Today's Daily Kos Research 2000 tracking poll continues to have Obama out in front 48 to McCain's 44 (click here for internals and here for trend.) The MoE is +/- 3 and the numbers refer to a three day sample, although Obama had a strong yesterday single sample (+5, although the MoE on the single day sample is higher, MoE +/- 5.1).
Note Sarah Palin's fav/unfav today is 44/45, a negative spread. This data flies in the face of some of the cable narrative (the print journalists get it, and the bloggers get it). But like using last week's polls in the face of current economic news, it's easier to be lazy than informed. Some people really do connect with her. But maybe the Captains of Industry aren't on the phone saying, "Get me Palin, she can dress a moose." And all of that doesn't mean people will necessarily vote for her, even if they do connect. What the numbers show that in any case, the Palin thing is not universal. Don't forget that it took years before cable was willing to admit Bush was unpopular. They still have never acknowledged getting that wrong.
I also watched folks on cable use week old polls to show that Obama and McCain had similar ratings on the economy. However, Diageo/Hotline, which yesterday also has Obama up by 4, had an interesting graph on the economy question.
Who would do best job handling the economy?*
Gallup, from yesterday, has McCain up by one (47-46) but calls it even. Gallup adds this, suggesting a close election:
The historical record reviewed here certifies that a change in the gap of up to 6 or 7 points would not be unusual between Labor Day and Election Day. This year, the data have already shown a change in the gap of 13 points from the high-water Obama gap to the high-water McCain gap since Labor Day. The unusual timing of the conventions, both of which fell close to Labor Day, makes it difficult to project probabilities of victory for one candidate or the other based on historical references to the calendar. More generally, it may be useful to refer back to Gallup's previous analysis showing that, historically, competitive campaigns in which one candidate did not pull to a clear post-conventions lead remained close (with the lead switching back and forth) right through to the election.
Rasmussen from yesterday has McCain 48 and Obama 47 , and on the economy gets a different take (and are going to be the outlier, since they usually show McCain more trusted on the economy.) Scott Rasmussen will update at ~ 9:30 am.

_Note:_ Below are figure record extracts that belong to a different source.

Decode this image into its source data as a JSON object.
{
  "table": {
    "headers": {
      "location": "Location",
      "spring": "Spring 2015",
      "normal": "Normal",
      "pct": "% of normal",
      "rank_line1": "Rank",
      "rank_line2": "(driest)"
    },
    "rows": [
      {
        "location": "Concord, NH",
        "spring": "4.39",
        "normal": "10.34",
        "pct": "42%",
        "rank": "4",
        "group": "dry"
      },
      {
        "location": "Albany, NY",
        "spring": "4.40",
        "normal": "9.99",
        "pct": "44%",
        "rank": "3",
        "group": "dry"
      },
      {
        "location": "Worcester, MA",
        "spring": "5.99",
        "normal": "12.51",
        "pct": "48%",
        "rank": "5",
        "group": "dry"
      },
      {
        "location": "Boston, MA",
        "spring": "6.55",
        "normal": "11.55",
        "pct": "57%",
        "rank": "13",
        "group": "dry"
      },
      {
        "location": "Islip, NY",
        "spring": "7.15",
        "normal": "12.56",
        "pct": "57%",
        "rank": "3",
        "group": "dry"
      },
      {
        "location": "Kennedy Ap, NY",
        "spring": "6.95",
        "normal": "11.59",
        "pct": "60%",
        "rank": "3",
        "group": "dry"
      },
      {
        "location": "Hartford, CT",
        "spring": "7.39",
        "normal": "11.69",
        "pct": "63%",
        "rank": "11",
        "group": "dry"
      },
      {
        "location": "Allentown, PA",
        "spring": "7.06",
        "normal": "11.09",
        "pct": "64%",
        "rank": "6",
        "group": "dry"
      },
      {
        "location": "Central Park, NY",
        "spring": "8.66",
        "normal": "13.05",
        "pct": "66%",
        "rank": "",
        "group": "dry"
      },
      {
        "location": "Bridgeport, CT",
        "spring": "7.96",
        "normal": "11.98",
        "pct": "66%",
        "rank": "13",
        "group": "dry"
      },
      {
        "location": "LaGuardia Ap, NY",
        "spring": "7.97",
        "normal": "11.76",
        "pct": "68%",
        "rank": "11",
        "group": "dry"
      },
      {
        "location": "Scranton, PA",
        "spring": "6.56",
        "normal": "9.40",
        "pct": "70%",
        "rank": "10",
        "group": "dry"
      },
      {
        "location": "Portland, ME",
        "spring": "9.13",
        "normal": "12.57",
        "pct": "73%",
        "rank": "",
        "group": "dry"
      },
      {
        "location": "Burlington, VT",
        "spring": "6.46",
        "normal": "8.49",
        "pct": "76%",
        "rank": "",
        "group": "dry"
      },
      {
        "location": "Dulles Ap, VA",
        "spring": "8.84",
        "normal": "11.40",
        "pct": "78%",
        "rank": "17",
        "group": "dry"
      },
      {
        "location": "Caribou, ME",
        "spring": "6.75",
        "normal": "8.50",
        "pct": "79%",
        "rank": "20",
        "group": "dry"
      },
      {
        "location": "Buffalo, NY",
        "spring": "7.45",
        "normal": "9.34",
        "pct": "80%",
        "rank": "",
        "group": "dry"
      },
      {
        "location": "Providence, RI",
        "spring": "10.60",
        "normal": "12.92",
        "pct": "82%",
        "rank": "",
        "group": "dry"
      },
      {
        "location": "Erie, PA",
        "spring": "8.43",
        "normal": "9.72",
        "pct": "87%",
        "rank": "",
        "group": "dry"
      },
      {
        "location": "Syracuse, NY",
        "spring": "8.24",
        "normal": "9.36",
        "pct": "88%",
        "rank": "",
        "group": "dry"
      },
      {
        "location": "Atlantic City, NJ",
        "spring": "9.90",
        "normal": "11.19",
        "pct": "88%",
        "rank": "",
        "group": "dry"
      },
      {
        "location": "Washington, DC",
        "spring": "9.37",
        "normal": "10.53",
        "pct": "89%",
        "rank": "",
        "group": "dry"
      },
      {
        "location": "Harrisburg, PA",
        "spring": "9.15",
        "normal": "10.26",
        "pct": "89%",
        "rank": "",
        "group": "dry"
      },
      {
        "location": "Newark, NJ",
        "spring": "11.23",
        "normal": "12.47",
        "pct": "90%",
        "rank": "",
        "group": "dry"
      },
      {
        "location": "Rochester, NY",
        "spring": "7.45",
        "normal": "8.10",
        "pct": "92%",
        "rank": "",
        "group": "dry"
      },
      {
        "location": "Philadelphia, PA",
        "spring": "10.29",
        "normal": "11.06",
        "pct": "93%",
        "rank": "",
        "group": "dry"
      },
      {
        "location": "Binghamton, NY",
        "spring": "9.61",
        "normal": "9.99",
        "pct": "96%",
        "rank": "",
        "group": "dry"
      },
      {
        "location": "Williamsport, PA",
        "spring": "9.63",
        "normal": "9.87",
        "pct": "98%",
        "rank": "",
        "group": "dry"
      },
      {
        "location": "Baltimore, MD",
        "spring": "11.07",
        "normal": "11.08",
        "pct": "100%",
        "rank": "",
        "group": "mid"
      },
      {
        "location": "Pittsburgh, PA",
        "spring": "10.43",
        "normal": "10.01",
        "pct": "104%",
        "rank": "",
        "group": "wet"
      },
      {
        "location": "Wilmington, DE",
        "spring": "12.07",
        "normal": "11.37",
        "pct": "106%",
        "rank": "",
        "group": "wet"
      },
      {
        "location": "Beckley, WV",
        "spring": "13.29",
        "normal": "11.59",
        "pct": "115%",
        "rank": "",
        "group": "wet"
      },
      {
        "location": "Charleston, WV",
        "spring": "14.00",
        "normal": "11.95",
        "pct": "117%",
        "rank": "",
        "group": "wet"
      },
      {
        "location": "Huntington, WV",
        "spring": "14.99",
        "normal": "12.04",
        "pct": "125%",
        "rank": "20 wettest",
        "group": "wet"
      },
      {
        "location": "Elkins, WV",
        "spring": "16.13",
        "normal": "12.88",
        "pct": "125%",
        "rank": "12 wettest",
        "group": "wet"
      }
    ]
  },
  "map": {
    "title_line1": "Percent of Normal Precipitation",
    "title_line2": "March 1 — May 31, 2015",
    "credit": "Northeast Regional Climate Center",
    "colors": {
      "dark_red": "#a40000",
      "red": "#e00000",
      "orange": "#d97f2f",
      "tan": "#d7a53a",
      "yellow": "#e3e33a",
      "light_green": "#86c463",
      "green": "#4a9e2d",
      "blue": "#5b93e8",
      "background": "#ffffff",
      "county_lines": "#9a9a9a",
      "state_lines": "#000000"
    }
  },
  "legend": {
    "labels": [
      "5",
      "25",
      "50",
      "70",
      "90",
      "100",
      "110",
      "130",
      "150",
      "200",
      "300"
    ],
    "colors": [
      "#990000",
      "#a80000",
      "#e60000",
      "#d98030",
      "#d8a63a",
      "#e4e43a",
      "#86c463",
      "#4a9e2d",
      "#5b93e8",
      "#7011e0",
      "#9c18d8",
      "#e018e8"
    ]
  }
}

Taking all the tracking polls, together, there's been movement toward Obama, and it would be incorrect to say that McCain is ahead. In fact, looking at Gallup's graph, it would also be hard to assert McCain had a better bounce if you look at the area under the curve, even if he had a bigger one. But any way you slice it, the bounce is gone nationally.
The state polls don't have trackers, so the jury is still out there (a flurry of new data so far is still unclear, but McCain has made gains.) Mark Blumenthal on battleground state polls:
Three of these surveys show a net numeric gain for Obama, three show a net numeric gain for McCain, though all of the changes are well within sampling error for any of the individual surveys. Amazingly, when I average the six polls from this week and last, I get a 0.3% average drop for each candidate. What does this mean? Most of the differences are probably noise, as vote preferences have been pretty flat in the battleground states over the last week.
More to come today, and every day from now until November.
Update [2008-9-17 8:12:36 by DemFromCT]:: Ipsos/McClatchy from yesterday:
John McCain and Barack Obama remained neck and neck seven weeks before Election Day, but there's been some softening of the support for McCain and his running mate, a new Ipsos/McClatchy poll has found.
The national survey found registered voters split evenly, with 45 percent supporting McCain, the Republican, and 45 percent supporting Obama, the Democrat.
* data presented in charts based on rolling 3-day average of 900+ interviews concluded the previous day.